2.: Der vorliegende Antrag betrifft das ältere (am 22.6.2021 eingeleitete) Verfahren (gegenüber dem im Antrag verstümmelt genannten Verfahren 43 Cg 162/21i LG Feldkirch: Klagseinbringung 20.10.2021). Voranzustellen ist jener Grundsatz, der für alle Widerrufs-, Verlegungs- und Erstreckungsanträge gilt: Sie entfalten keine aufschiebende Wirkung.

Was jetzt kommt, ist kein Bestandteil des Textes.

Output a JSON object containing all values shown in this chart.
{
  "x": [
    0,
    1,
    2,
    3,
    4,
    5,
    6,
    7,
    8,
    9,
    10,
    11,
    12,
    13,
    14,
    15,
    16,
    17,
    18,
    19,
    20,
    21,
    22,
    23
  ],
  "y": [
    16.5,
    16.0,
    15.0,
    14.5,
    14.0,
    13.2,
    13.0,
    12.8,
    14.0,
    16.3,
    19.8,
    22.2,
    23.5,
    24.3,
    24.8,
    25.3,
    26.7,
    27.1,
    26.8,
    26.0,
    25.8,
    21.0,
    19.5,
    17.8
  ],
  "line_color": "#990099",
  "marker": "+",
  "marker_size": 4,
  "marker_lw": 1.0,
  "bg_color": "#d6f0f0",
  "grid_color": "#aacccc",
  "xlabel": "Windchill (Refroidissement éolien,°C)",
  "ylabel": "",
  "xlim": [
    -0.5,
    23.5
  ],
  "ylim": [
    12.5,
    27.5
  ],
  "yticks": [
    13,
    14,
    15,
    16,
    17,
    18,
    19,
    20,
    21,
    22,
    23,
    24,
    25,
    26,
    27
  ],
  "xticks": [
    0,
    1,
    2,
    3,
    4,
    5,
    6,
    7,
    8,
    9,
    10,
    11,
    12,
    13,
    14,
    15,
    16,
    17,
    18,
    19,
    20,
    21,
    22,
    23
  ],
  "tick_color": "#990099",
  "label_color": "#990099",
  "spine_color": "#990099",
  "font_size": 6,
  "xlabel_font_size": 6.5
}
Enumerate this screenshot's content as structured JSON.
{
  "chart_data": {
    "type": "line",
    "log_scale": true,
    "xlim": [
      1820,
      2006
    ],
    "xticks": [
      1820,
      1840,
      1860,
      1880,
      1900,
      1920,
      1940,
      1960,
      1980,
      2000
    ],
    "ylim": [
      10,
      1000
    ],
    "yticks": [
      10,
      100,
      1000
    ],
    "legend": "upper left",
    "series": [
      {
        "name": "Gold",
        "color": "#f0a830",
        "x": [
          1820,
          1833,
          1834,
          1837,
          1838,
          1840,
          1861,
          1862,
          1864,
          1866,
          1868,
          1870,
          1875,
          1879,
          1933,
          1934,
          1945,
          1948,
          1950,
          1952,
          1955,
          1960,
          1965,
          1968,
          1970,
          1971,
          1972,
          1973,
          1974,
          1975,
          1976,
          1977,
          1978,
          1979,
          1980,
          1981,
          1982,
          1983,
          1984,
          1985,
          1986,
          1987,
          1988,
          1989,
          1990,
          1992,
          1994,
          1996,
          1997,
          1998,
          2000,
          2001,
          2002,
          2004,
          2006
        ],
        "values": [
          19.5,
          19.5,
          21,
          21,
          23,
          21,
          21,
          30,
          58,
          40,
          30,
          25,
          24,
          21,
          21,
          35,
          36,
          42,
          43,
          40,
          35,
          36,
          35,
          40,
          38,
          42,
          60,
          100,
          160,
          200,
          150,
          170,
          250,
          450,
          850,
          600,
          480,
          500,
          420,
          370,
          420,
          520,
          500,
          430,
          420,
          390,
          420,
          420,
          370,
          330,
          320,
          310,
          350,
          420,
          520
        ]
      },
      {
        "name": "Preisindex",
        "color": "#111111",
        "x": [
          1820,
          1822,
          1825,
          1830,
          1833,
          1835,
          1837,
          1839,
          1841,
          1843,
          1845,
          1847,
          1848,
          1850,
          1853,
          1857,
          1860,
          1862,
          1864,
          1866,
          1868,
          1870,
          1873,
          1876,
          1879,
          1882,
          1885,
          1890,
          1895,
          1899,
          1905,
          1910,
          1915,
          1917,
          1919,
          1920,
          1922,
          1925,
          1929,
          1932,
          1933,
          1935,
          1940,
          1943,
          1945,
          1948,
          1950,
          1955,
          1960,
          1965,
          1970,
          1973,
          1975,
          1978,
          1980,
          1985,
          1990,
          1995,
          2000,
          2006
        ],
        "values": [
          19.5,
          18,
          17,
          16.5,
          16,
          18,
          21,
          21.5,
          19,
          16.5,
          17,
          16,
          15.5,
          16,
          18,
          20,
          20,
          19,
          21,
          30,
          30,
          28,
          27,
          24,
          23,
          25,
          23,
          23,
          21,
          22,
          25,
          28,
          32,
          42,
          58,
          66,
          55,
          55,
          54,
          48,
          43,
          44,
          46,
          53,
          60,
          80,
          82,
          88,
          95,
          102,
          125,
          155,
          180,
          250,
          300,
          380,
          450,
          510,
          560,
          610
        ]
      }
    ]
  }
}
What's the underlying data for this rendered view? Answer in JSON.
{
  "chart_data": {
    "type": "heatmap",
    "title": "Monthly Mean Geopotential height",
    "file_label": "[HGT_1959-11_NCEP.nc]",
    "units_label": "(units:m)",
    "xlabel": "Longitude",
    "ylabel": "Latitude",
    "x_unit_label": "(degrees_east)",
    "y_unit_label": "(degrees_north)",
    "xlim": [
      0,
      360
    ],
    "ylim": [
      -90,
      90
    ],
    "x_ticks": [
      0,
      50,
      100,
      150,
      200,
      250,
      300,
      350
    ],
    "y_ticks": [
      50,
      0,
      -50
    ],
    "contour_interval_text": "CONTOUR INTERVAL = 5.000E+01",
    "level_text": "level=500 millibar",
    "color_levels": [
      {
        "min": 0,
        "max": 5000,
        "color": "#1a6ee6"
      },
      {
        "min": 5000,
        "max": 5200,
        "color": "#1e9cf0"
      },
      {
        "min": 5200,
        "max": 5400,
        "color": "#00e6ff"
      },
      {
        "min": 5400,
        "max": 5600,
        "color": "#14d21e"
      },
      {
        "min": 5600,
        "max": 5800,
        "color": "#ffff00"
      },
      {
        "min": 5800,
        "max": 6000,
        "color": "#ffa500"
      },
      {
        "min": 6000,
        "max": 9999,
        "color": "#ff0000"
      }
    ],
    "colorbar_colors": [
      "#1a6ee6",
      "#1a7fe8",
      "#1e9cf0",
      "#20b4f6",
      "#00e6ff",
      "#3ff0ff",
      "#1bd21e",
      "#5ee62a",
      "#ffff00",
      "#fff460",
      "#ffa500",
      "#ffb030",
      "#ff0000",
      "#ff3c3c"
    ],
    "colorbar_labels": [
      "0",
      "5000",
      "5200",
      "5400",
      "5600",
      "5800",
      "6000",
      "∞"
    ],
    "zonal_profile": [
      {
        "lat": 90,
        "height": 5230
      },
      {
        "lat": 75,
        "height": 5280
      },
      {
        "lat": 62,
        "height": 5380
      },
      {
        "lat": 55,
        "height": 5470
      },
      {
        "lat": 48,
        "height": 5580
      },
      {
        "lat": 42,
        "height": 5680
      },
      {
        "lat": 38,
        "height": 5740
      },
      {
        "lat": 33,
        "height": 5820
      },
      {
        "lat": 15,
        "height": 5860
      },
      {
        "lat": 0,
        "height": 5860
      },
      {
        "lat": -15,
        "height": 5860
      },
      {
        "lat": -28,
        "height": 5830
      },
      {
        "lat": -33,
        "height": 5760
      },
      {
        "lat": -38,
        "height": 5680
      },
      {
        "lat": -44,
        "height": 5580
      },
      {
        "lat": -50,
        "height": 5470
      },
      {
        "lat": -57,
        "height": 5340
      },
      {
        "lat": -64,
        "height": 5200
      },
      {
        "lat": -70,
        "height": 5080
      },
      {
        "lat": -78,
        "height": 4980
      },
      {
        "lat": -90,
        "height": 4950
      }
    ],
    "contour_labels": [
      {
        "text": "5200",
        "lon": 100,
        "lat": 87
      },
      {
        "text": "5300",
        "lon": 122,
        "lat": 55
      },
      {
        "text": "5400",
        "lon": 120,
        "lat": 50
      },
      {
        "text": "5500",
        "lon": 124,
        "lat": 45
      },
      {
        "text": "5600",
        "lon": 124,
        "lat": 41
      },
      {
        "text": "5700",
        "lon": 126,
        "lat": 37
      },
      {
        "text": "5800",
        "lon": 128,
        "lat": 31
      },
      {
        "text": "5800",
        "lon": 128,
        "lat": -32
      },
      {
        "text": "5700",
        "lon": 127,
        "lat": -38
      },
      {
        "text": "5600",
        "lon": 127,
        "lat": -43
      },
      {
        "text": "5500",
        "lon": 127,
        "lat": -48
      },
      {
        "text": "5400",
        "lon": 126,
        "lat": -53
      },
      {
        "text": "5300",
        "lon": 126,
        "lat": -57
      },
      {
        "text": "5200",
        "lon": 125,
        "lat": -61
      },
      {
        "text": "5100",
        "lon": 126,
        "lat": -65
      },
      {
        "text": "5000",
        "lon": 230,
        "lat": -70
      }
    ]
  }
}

Dies bedeutet, bis zu ihrer antragsgemäßen Erledigung müssen die antragstellende Partei und ihr Vertreter vom aufrechten Termin ausgehen (8 ObA 46/14v, SVSlg 64.797; 6 Ob 264/04y; RIS Justiz RS0114577; LGZ Wien 19.10.2010, 44 R 520/10m, EFSlg 128.499; 14.5.2008, 42 R 87/08t, EFSlg 121.065; Buchegger in Fasching/Konecny ZPO³ II/3 [2015] § 136 Rz 2).
3.: Ebenso wie bei Fristverlängerungsanträgen nach § 128 ZPO sind bei solchen ua Verlegungsanträgen das unübersteigbare oder doch erhebliche Hindernis im Antrag anzuführen (LGZ Wien EFSlg 121.065) und die dafür erforderlichen Bescheinigungsmittel sofort im Antrag anzubieten ( Buchegger § 135 Rz 1). Wohl kann an sich auch ein erhebliches Hindernis in der Person des Bevollmächtigten unter § 134 Z 1 ZPO subsumiert werden. Dies jedoch nur mit der Einschränkung, dass ein Rechtsanwalt gemäß § 31 Abs 3 ZPO und § 14 RAO jederzeit die Möglichkeit zur Weitergabe einer Prozessvollmacht bzw zur Betrauung eines Substituten hat. Deshalb wird im Regelfall der Umstand, dass der bevollmächtigte Rechtsanwalt zur gleichen Zeit andere Verhandlungen hat, eine ua Verlegung nicht rechtfertigen können (2 Ob 646/57, JBl 1958, 238). Eine andere Betrachtung wäre nur dort angezeigt, wo behauptet und glaubhaft gemacht ist, dass die Rechtssache objektiv so kompliziert und umfänglich ist, dass eine durch die Umstände bedingte kurzfristige Substitution schon nach allgemeiner Erfahrung ausgeschlossen ist (OLG Wien EvBl 1950/62), sodass der Rechtsanwalt dann, wenn die Verhinderung wie hier durch eine anderweitige Verhandlung verursacht ist, immer auch noch ausdrücklich vorbringen und gegebenenfalls bescheinigen muss, dass er in der anderen Rechtssache keine Substitution vornehmen kann (LGZ Wien 31.1.1996, 45 R 55/96p, EFSlg 82.203; 21.11.1995, 37 R 696/95, EFSlg 79.183; OLG Wien 11.10.1993, 16 R 189/93, EFSlg 72.936; 72.935; Buchegger § 134 Rz 11 f). Im vorliegenden Fall hat der Klagsvertreter weder die Unmöglichkeit der Substitution noch eine besondere Komplexität des Parallelverfahrens 43 Cg 162/21i, das einer Substitution entgegenstünde, behauptet. Da ihm die Terminkollision nach eigenem Vorbringen zumindest seit 31.8.2023, somit mehr als vier Wochen vor den Terminen bekannt war, wäre - je nach seiner eigenen Einschätzung - eine Substitution mit vorheriger Instruktion des Substituten sowohl im Verfahren 43 Cg 162/21i als auch im vorliegenden Verfahren durchaus möglich gewesen und in Betracht gekommen (vgl Gitschthaler in Rechberger/Klicka ZPO 5 [2019] §§ 134 139 Rz 5 aE). Schon mangels konkreter Behauptung der Voraussetzung für ein Substitutionshindernis war daher sein Antrag abzuweisen.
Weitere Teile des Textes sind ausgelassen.